Other officials at the meeting included Vijay Kumar Saraswat, who was representing NITI Aayog, the National Institution for Transforming India, and the secretaries (top civil servants) from several government science departments, the prime minister’s office said.

The statement said Modi had “strongly emphasised” to the officials that the government needed a means of documenting and replicating successful "grassroots level" innovations. This included innovations stemming from defence personnel, he said.

 

Japan lags in researcher gender equality

The proportion of female researchers in Japan remains much lower than in other developed countries, according to a report.

Government data show that just 15.3 per cent of researchers working in public institutions and businesses in Japan in March 2016 were women, the Japan Times reported on 19 July.

This is way below international comparators, the report said. The Japanese government’s own data put the equivalent statistics for Russia, the UK and the United States at 40.3 per cent, 37.4 per cent and 34.3 per cent respectively, it said.

However, the Japanese figure was up by 0.6 percentage points on the previous year, the paper reported. It said there were 138,420 female researchers in Japan last year—2,214 more than in 2015.

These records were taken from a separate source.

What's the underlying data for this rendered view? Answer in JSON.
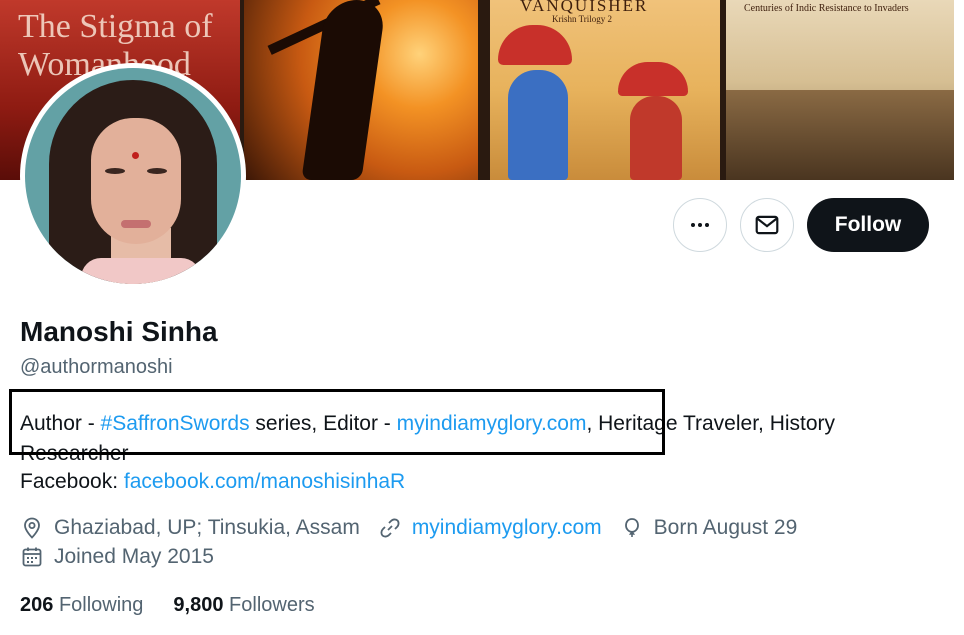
{
  "banner": {
    "book1_title": "The Stigma of Womanhood",
    "book3_title": "VANQUISHER",
    "book3_subtitle": "Krishn Trilogy 2",
    "book4_subtitle": "Centuries of Indic Resistance to Invaders"
  },
  "actions": {
    "more_icon": "more-horizontal-icon",
    "message_icon": "mail-icon",
    "follow_label": "Follow"
  },
  "profile": {
    "name": "Manoshi Sinha",
    "handle": "@authormanoshi",
    "bio": {
      "part1": "Author - ",
      "hashtag": "#SaffronSwords",
      "part2": " series, Editor - ",
      "site": "myindiamyglory.com",
      "part3": ", Heritage Traveler, History Researcher"
    },
    "facebook": {
      "label": "Facebook: ",
      "url": "facebook.com/manoshisinhaR"
    },
    "location": "Ghaziabad, UP; Tinsukia, Assam",
    "website": "myindiamyglory.com",
    "birthday": "Born August 29",
    "joined": "Joined May 2015"
  },
  "stats": {
    "following_count": "206",
    "following_label": "Following",
    "followers_count": "9,800",
    "followers_label": "Followers"
  },
  "colors": {
    "link": "#1d9bf0",
    "text": "#0f1419",
    "secondary": "#536471",
    "follow_bg": "#0f1419"
  }
}
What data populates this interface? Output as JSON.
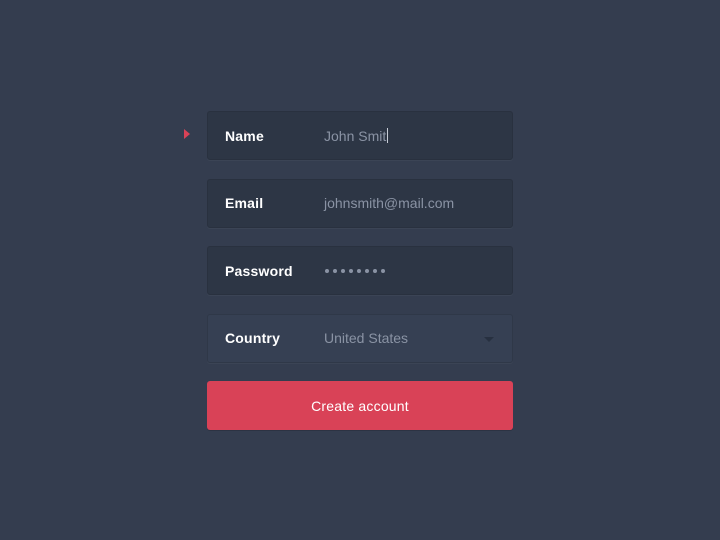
{
  "form": {
    "active_field": "name",
    "fields": [
      {
        "id": "name",
        "label": "Name",
        "value": "John Smit",
        "type": "text"
      },
      {
        "id": "email",
        "label": "Email",
        "value": "johnsmith@mail.com",
        "type": "email"
      },
      {
        "id": "password",
        "label": "Password",
        "value_masked_length": 8,
        "type": "password"
      },
      {
        "id": "country",
        "label": "Country",
        "value": "United States",
        "type": "select"
      }
    ],
    "submit_label": "Create account"
  },
  "colors": {
    "background": "#343d4f",
    "input_background": "#2d3645",
    "accent": "#d94257",
    "label_text": "#ffffff",
    "value_text": "#8a93a4"
  }
}
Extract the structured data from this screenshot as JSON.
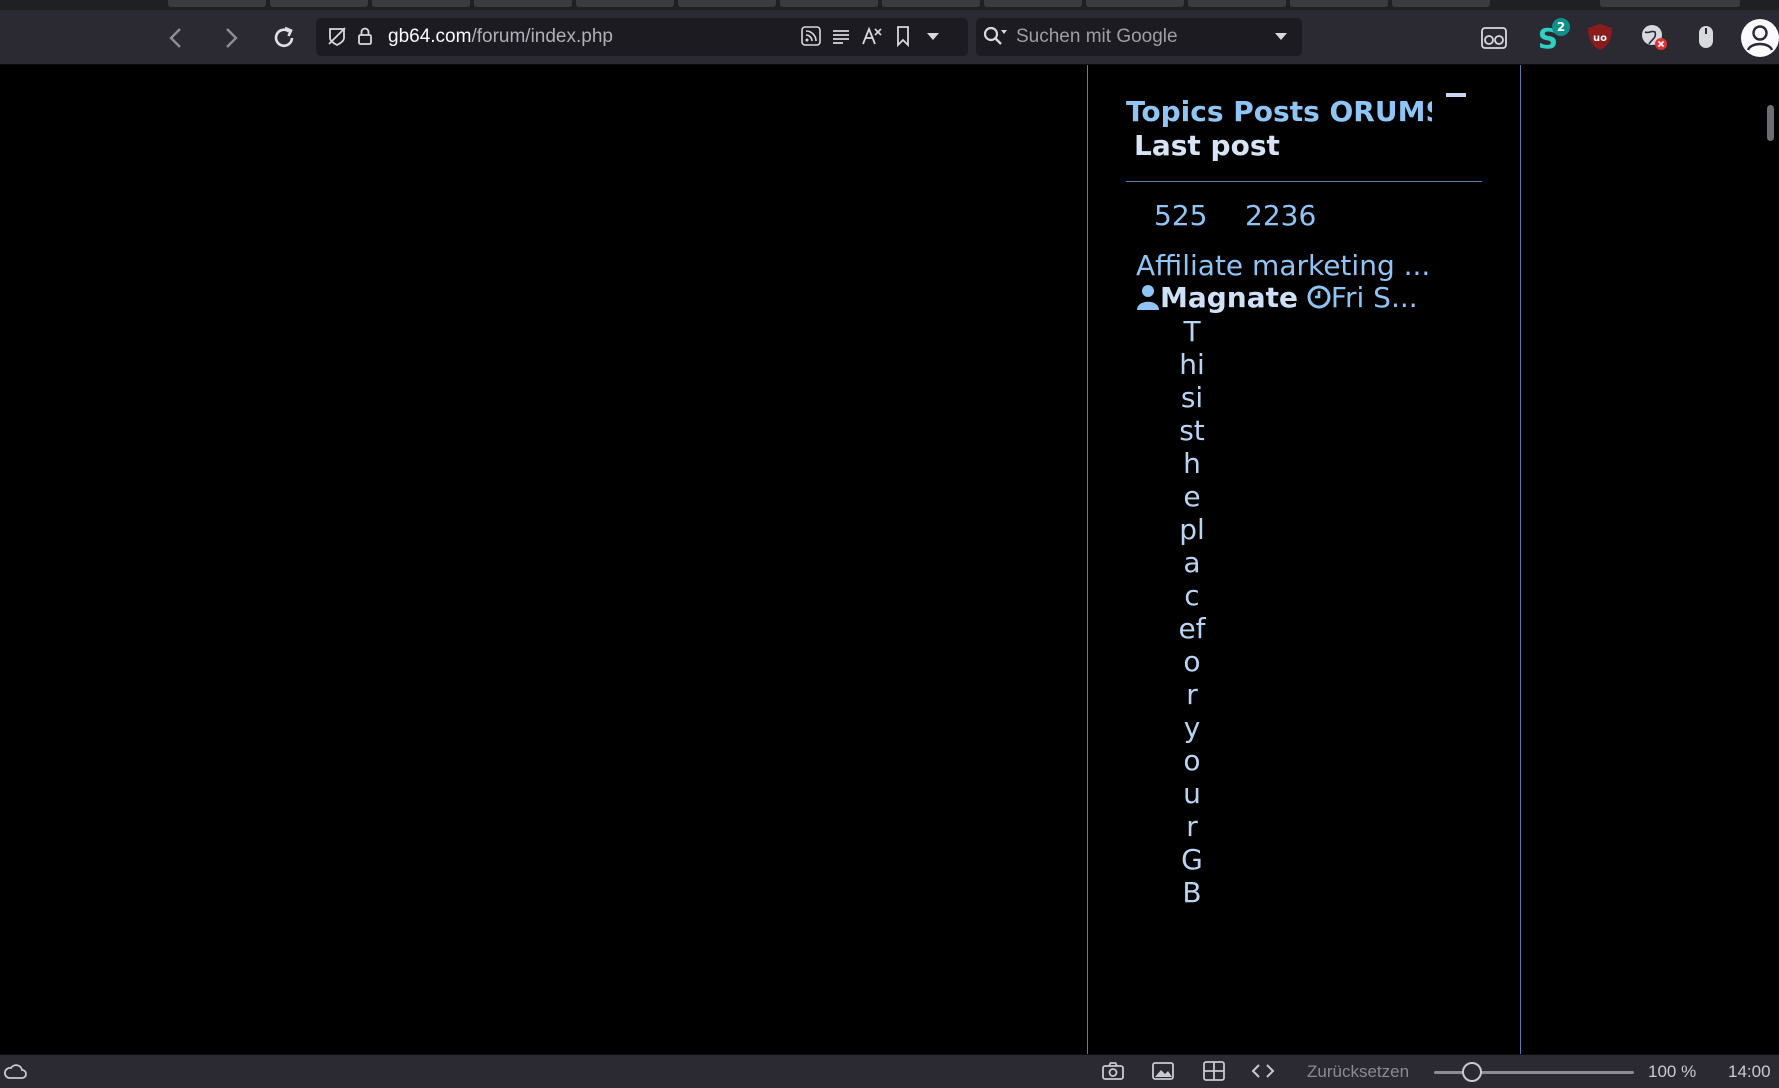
{
  "browser": {
    "url_host": "gb64.com",
    "url_path": "/forum/index.php",
    "search_placeholder": "Suchen mit Google",
    "extension_badge": "2"
  },
  "forum": {
    "header": {
      "columns": "Topics Posts ORUMS",
      "last_post": "Last post"
    },
    "row": {
      "topics": "525",
      "posts": "2236",
      "last_post_title": "Affiliate marketing ...",
      "last_post_user": "Magnate",
      "last_post_time": "Fri S...",
      "description": "Thisistheplaceforyour GB"
    }
  },
  "statusbar": {
    "reset_label": "Zurücksetzen",
    "zoom": "100 %",
    "clock": "14:00"
  },
  "icons": {
    "back": "chevron-left-icon",
    "forward": "chevron-right-icon",
    "reload": "reload-icon",
    "user": "user-icon",
    "clock": "clock-icon"
  }
}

Most of them, about 85,000, were working in educational institutions, the report said. About 46,000 were in businesses, and 7,500 in non-profit organisations and public institutions.

 

China to share X-ray satellite data

The Chinese government has decided to open up data from its first X-ray satellite to researchers all over the world.

An article in China Daily revealed plans to share data sets from the Hard X-ray Modulation Telescope, brought into orbit in June. The data gathered by the satellite is expected to improve understanding of black holes and magnetic fields in space.

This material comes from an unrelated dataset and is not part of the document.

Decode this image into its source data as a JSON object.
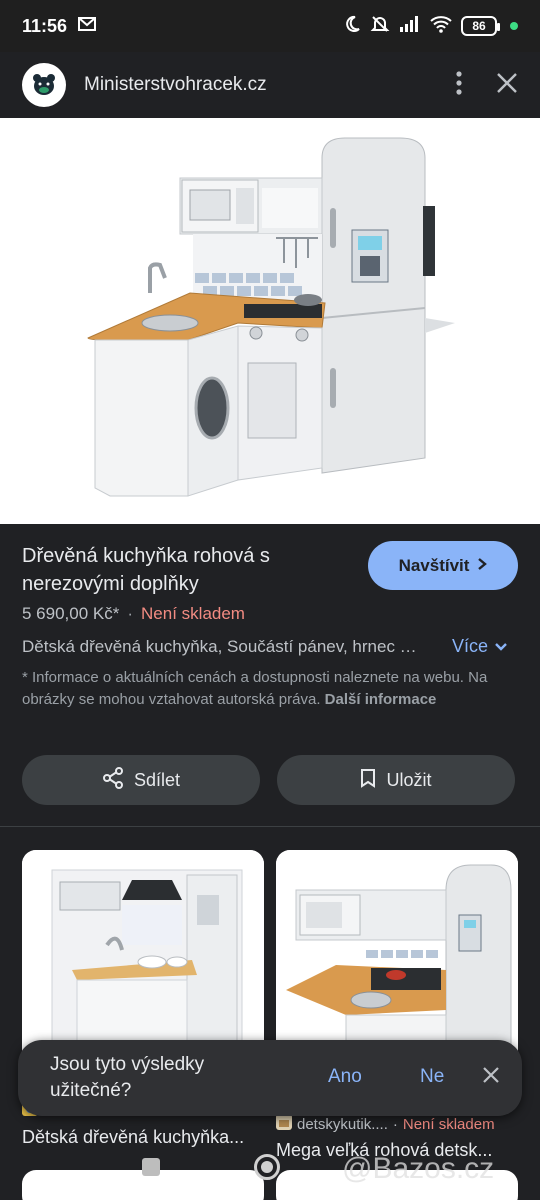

However, before the data-gathering procedure starts, the satellite will have to be calibrated, said Song Liming, a scientist at China’s Institute of High Energy Physics, who designed the satellite.

Song said that all data would be published freely with one year delay to give the project participants a head start on their research. Once the grace period is over, “even middle-school students will be able to download our data, if they are interested”, he was quoted as saying in the article.

The first annual observation plan for the satellite is already filled with research projects based at institutes related to the Chinese Academy of Sciences and local universities. But Song said that further proposals, including from international researchers, were being sought.

The first data sets from the satellite are expected to arrive in November.